Aujourd’hui, je rejoignais Marie-P. avec qui j’allais voir le dernier Dolan. Est-ce qu’un créateur peut se dire qu’il a réussi quand son nom est prononcé dans cette formule ? On ne dira jamais : « As-tu lu le dernier Tremblay ? » En fait, on le dit abondamment au sujet d’un ou deux autres, ce qui exclut d’office toute possibilité qu’on le dise un jour à mon sujet puisque le nom est déjà pris. Mais comme je n’ai jamais rêvé d’un tel scénario — j’en ai rêvé bien d’autres — je ne m’attriste pas que Michel et Lise aient claimé le nom avant moi.

Le dernier Dolan, donc. Celui-là qui nous enferme dans l’incommunicabilité d’une famille dont l’un des membres est condamné. Je ne compte plus les gens autour de moi que les univers de Xavier Dolan insupportent, principalement parce que tout le monde s’y crie par la tête. J’aime, au contraire, me retrouver témoin de ces colères stériles, de ces plaies qui pulsent derrière les centaines de clopes allumées pour tromper l’inconfort. Venant d’une famille où l’on ne se disputait JAMAIS, je reçois les films de Dolan comme des expériences extraterrestres hautement fascinantes. En visionnant ce Juste la fin du monde, je ne pouvais m’empêcher de penser au plaisir qu’ont dû tirer les acteurs de cette mise à nu, le kodak sous le nez, en plein dans leur bulle. Rien que d’y penser, j’ai le vertige.

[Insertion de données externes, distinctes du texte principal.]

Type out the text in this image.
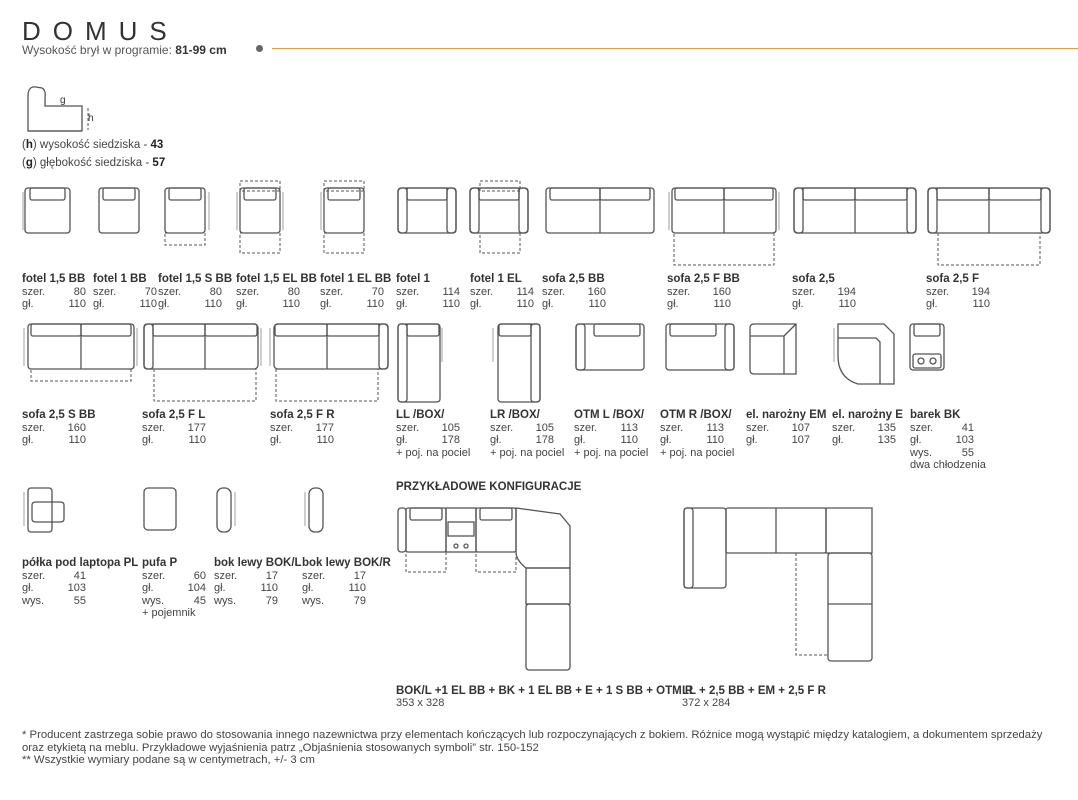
DOMUS
Wysokość brył w programie: 81-99 cm
g
h
(h) wysokość siedziska - 43
(g) głębokość siedziska - 57
PRZYKŁADOWE KONFIGURACJE
BOK/L +1 EL BB + BK + 1 EL BB + E + 1 S BB + OTM R
353 x 328
LL + 2,5 BB + EM + 2,5 F R
372 x 284
fotel 1,5 BB
szer.	80
gł.	110
fotel 1 BB
szer.	70
gł.	110
fotel 1,5 S BB
szer.	80
gł.	110
fotel 1,5 EL BB
szer.	80
gł.	110
fotel 1 EL BB
szer.	70
gł.	110
fotel 1
szer.	114
gł.	110
fotel 1 EL
szer.	114
gł.	110
sofa 2,5 BB
szer.	160
gł.	110
sofa 2,5 F BB
szer.	160
gł.	110
sofa 2,5
szer.	194
gł.	110
sofa 2,5 F
szer.	194
gł.	110
sofa 2,5 S BB
szer.	160
gł.	110
sofa 2,5 F L
szer.	177
gł.	110
sofa 2,5 F R
szer.	177
gł.	110
LL /BOX/
szer.	105
gł.	178
+ poj. na pociel
LR /BOX/
szer.	105
gł.	178
+ poj. na pociel
OTM L /BOX/
szer.	113
gł.	110
+ poj. na pociel
OTM R /BOX/
szer.	113
gł.	110
+ poj. na pociel
el. narożny EM
szer.	107
gł.	107
el. narożny E
szer.	135
gł.	135
barek BK
szer.	41
gł.	103
wys.	55
dwa chłodzenia
półka pod laptopa PL
szer.	41
gł.	103
wys.	55
pufa P
szer.	60
gł.	104
wys.	45
+ pojemnik
bok lewy BOK/L
szer.	17
gł.	110
wys.	79
bok lewy BOK/R
szer.	17
gł.	110
wys.	79
* Producent zastrzega sobie prawo do stosowania innego nazewnictwa przy elementach kończących lub rozpoczynających z bokiem. Różnice mogą wystąpić między katalogiem, a dokumentem sprzedaży oraz etykietą na meblu. Przykładowe wyjaśnienia patrz „Objaśnienia stosowanych symboli” str. 150-152
** Wszystkie wymiary podane są w centymetrach, +/- 3 cm
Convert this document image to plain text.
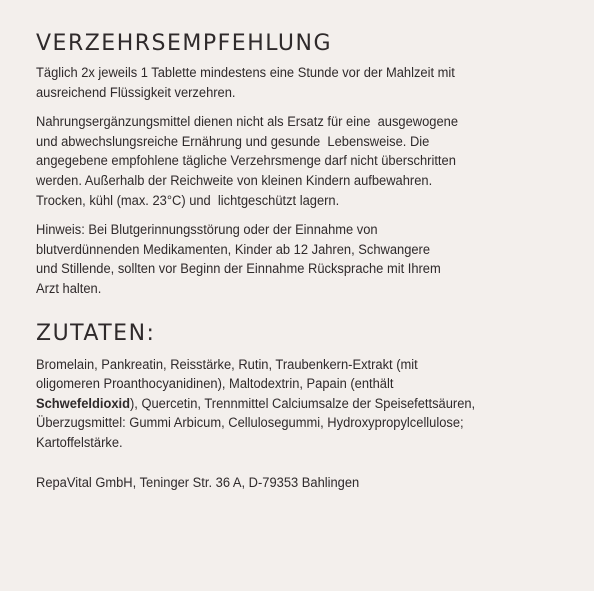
VERZEHRSEMPFEHLUNG
Täglich 2x jeweils 1 Tablette mindestens eine Stunde vor der Mahlzeit mit
ausreichend Flüssigkeit verzehren.
Nahrungsergänzungsmittel dienen nicht als Ersatz für eine  ausgewogene
und abwechslungsreiche Ernährung und gesunde  Lebensweise. Die
angegebene empfohlene tägliche Verzehrsmenge darf nicht überschritten
werden. Außerhalb der Reichweite von kleinen Kindern aufbewahren.
Trocken, kühl (max. 23°C) und  lichtgeschützt lagern.
Hinweis: Bei Blutgerinnungsstörung oder der Einnahme von
blutverdünnenden Medikamenten, Kinder ab 12 Jahren, Schwangere
und Stillende, sollten vor Beginn der Einnahme Rücksprache mit Ihrem
Arzt halten.
ZUTATEN:
Bromelain, Pankreatin, Reisstärke, Rutin, Traubenkern-Extrakt (mit
oligomeren Proanthocyanidinen), Maltodextrin, Papain (enthält
Schwefeldioxid), Quercetin, Trennmittel Calciumsalze der Speisefettsäuren,
Überzugsmittel: Gummi Arbicum, Cellulosegummi, Hydroxypropylcellulose;
Kartoffelstärke.
RepaVital GmbH, Teninger Str. 36 A, D-79353 Bahlingen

Après le film, Marie-P. courait à un autre rendez-vous et j’ai marché tranquillement sous le crachin jusqu’au métro. Depuis les marches qui mènent au quai, j’ai entendu le train qui redémarrait. J’y suis arrivée juste à temps pour voir qu’il s’agissait d’une vieille rame, ce qui m’a consolée de l’avoir manquée. « J’aurai peut-être une rame neuve », me suis-je dit. Et je l’ai eue.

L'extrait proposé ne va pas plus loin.